J’avais l’habitude d’entendre les gaullistes le chanter et puis tout d’un coup, mon cœur s’est quasiment arrêté lorsque j’ai vu ces hommes et ces femmes de gauche agitant des drapeaux et s’appropriant ce chant.
Pourrais-je rappeler que ces héritiers de François Mitterrand n’ont peut-être pas tout à fait raison de le chanter ? Faut-il rappeler sans cesse que François Mitterrand a été décoré par le maréchal Pétain de la Francisque pour bons et loyaux services, qu’il a mystifié ensuite son monde, et qu’il n’a fait reconnaître l’organisation dont il faisait partie comme véritable organisation résistante qu’en 1992, sur son ordre exprès après avoir essuyé plusieurs refus ? Faut-il aussi rappeler les liens incroyables qui unissaient François Mitterrand et Monsieur Touvier ou d’autres encore ?

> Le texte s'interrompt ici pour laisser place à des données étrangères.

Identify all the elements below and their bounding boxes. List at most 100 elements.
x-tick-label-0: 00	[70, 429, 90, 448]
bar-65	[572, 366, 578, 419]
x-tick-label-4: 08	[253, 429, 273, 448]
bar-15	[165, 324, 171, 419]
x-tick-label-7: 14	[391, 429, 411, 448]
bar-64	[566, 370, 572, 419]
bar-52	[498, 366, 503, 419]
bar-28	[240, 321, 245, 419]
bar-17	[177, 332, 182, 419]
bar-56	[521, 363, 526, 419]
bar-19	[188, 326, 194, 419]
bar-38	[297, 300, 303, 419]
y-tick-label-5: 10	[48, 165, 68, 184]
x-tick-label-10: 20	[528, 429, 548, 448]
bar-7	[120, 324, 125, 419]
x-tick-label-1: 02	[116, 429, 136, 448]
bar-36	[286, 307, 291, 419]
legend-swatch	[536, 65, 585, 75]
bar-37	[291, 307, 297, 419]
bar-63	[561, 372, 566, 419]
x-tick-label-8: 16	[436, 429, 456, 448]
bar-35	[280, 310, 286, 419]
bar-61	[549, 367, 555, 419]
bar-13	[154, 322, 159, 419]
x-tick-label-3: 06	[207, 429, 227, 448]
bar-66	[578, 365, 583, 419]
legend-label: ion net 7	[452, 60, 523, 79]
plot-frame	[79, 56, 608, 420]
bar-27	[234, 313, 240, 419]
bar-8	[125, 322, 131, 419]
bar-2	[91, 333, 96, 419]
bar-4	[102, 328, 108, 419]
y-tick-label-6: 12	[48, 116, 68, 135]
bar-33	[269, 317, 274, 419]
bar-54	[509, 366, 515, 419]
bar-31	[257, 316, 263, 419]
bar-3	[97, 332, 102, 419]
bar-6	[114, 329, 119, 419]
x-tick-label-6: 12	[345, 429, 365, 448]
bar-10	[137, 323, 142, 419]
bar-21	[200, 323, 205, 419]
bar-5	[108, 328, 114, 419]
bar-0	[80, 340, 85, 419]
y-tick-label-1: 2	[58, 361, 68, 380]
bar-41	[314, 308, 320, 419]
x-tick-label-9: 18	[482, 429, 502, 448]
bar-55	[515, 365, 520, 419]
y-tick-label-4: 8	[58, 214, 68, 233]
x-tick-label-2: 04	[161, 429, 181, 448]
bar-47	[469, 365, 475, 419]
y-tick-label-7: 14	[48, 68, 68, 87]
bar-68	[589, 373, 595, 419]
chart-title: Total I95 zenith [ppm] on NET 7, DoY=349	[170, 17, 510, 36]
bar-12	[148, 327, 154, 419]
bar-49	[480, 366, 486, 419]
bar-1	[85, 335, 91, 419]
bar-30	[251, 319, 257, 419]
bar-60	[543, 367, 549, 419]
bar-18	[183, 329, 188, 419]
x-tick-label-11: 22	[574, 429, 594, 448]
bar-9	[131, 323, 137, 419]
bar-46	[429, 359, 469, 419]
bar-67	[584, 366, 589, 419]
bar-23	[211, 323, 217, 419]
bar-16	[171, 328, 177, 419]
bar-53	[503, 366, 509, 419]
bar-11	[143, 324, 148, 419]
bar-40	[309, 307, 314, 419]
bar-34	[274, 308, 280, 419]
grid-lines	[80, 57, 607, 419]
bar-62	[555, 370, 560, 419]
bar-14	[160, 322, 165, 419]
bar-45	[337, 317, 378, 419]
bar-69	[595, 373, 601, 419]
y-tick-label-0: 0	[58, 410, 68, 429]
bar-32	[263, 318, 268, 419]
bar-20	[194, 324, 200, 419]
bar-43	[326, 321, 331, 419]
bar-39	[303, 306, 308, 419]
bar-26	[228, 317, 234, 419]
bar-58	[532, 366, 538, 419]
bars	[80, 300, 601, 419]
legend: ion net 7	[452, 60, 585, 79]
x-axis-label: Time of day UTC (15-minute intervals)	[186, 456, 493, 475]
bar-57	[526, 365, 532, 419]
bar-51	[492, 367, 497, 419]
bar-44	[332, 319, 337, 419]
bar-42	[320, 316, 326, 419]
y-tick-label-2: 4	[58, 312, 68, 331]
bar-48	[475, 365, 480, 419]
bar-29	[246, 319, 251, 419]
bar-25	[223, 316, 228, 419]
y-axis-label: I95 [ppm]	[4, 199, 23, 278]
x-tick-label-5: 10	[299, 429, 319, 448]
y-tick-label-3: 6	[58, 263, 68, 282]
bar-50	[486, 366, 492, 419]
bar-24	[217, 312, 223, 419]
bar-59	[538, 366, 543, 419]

L’ambiguïté était incarnée par Mitterrand ! Souvenez-vous, après ses attaques outrancières contre le général de Gaulle, son livre Le coup d’État permanent, ses pseudo attentats et autres trafics, était-il si digne que l’histoire le dit ? Il a mystifié son monde. Il a fait oublier sa vie et ses basses œuvres. Sous son règne, qui a duré 14 ans, que de drames, que d’affaires tristement célèbres. Franchement, était-il digne, à Limoges, que ses héritiers entonnent ce chant sacré de la Résistance ?
Je n’oserais pas trop attaquer les communistes bien qu’en 1939, ils aient signé le pacte germano-soviétique et étaient du côté de Pétain en 1940. Je ne les stigmatiserais pas, mais je leur rappelle que le seul journal français autorisé pendant l’Occupation fut L’Humanité à la demande expresse des dirigeants communistes dont beaucoup avaient fuient en URSS. Monsieur Marchais, lui, fabriquait des armes qui ont tué des Français, quand il était au STO, en Allemagne, alors que tant s’étaient enfuis.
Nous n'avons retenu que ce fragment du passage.